Die vier jungen Opernsänger Daegyun Jeong, Wendy Krikken, Adam Temple-Smith und Etienne Walch verleihen diesen Befindlichkeiten in inneren Monologen musikalisch Ausdruck. Bakir: „Zu sehen sind Figuren in emotionaler Isolation. Wir verbinden das mit unserer heutigen digitalisierten Gegenwart, in der wir ständig verbunden und oft doch vereinzelt sind.“

Das Ensemble kommt aus vier unterschiedlichen Nationen: aus den Niederlanden, Großbritannien, Südkorea und Deutschland. Robin Philips, der künstlerische Leiter des Studios, feilte für die Mini-Oper sogar an der Aussprache der Protagonisten und ließ sie in amerikanischem Englisch unterrichten: „Super gut singen können die alle, aber dieses Sprach-Coaching für Barber war neu und spannend.“ Da wurden die Karten noch mal neu gemischt.

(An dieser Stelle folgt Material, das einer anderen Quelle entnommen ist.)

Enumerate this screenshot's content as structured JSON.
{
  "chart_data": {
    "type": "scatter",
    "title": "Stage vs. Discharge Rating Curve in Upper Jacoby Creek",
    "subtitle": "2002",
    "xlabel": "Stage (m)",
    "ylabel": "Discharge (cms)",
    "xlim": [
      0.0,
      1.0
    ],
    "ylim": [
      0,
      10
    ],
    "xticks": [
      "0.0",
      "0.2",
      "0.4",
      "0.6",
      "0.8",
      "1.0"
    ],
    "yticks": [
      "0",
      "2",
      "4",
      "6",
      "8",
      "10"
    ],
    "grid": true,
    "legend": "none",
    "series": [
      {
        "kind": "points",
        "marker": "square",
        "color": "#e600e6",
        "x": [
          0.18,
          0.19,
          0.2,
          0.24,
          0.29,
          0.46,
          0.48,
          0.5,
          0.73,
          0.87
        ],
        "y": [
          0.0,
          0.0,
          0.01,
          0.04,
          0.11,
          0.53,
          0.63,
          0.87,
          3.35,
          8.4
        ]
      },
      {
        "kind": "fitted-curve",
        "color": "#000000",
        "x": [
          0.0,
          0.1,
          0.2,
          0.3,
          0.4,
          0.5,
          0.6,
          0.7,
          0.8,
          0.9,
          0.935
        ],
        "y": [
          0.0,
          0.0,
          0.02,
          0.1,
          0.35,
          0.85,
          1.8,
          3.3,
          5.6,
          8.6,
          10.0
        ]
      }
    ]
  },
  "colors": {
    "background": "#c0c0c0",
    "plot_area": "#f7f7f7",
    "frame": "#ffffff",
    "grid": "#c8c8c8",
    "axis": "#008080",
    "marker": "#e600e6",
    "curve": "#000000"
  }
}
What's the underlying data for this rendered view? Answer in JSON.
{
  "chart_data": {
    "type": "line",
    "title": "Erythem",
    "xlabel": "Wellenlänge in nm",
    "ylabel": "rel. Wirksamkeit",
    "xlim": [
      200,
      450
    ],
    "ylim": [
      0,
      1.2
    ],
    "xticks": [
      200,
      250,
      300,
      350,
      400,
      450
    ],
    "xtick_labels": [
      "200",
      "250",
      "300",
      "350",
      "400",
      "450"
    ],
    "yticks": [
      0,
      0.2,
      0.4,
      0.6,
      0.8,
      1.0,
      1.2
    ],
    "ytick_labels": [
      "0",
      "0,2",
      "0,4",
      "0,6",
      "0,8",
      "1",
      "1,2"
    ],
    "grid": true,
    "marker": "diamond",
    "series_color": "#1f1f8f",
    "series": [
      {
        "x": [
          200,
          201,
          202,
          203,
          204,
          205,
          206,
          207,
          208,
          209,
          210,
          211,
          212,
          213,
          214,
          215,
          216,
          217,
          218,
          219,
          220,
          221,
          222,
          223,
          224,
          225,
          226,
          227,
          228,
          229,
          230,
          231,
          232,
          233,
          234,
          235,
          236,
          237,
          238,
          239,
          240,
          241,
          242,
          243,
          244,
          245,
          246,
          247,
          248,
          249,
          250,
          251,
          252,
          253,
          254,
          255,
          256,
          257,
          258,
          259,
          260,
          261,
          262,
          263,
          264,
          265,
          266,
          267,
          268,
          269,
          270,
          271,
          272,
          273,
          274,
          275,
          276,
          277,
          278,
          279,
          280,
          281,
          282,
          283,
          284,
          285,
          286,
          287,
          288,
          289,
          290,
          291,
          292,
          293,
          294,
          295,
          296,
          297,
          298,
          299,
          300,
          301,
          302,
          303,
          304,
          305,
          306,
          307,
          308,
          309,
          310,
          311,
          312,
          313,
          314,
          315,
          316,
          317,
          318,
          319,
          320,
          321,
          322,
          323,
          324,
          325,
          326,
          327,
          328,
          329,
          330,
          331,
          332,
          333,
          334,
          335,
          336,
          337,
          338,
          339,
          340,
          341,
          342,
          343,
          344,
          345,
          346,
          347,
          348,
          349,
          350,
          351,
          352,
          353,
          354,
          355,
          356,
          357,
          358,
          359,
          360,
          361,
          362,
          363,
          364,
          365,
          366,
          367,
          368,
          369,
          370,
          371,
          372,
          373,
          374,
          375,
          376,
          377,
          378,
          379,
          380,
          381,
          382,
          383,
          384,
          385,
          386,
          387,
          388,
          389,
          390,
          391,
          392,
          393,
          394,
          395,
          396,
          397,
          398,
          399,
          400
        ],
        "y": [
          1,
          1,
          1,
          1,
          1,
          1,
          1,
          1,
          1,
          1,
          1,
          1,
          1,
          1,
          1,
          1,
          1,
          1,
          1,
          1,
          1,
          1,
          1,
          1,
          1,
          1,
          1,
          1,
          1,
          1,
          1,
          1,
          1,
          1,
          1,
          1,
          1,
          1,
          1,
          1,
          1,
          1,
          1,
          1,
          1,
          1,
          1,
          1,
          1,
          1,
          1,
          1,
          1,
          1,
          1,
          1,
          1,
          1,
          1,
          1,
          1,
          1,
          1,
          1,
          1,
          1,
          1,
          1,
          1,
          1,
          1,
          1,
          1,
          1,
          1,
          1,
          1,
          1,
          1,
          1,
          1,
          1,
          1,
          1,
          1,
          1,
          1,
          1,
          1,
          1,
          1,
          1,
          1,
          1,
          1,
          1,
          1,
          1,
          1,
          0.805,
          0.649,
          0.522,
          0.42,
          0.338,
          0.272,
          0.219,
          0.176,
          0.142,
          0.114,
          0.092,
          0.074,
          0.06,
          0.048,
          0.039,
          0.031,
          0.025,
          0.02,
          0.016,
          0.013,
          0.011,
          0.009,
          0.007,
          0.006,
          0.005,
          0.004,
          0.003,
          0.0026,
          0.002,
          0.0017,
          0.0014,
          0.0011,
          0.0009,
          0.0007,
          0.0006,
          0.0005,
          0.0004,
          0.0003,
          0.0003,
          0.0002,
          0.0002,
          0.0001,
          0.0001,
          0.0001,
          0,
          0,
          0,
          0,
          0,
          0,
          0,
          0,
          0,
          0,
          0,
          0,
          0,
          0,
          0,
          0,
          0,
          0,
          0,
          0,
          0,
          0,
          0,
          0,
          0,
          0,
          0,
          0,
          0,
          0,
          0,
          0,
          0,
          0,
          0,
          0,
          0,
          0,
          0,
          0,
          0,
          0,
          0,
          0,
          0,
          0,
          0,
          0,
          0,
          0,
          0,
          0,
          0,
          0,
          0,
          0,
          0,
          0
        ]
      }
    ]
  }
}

Ein Werk aus Videokunst, Film und Theater

Die vier Sänger standen übrigens nie gemeinsam vor der Kamera. „Jeder hat allein geprobt und einzeln gedreht“, erklärt die Regisseurin das Konzept. Eine wichtige Rolle spielen Lichtdesign und Kameraführung. Der Rest ist Schnitttechnik: „So entsteht ein künstlerisches Werk aus Videokunst, Film und Theater.“ Regisseurin und Dramaturgin versprechen ein faszinierendes Produkt in einer Mischung aus realen und surrealen Momenten: „Das hat richtige Sogwirkung.“ Die Kostüme von Julieth Villada seien modern und zeitlos, die Bühnenoptik erinnere an Brechtsche Ästhetik.

Dramaturgin Anna Chernomordik ist sicher, dass die Pilot-Produktion nur der Anfang eines neuen Formats am Musiktheater im Revier sein wird, auch jenseits von Corona: „Diese Internet-Oper wird keine Eintagsfliege bleiben. Wir wenden uns auch in Zukunft gezielt an ein Online-Publikum und orientieren uns an die Rezeptionsgewohnheiten gerade junger Menschen im Netz.“

Und auch, wenn die Oper in nur wenigen Minuten wieder vorbei ist, sagt Studio-Leiter Philips: „Es ist ein vollständiges, tiefes Werk. Man bräuchte keinen Ton mehr, um diese Geschichte zu erzählen.“

Hier können Netznutzer die Oper miterleben

Die erste Online-Oper des Musiktheaters feiert am Samstag, 4. Juli, um 19.30 Uhr Premiere. Das neue digitale Format wird zu sehen sein auf mir.ruhr/alternativ oder auf opernstudio-nrw.de und den Social-Media-Kanälen des MiR. Außerdem wird die Produktion „A Hand of Bridge“ am Sonntag, 12. Juli, um 20.04 Uhr im Hörfunk auf WDR 3 zu erleben sein. Das Opernstudio NRW für junge Talente ist eine Kooperation der vier Opernhäuser in Gelsenkirchen, Essen, Dortmund und Wuppertal.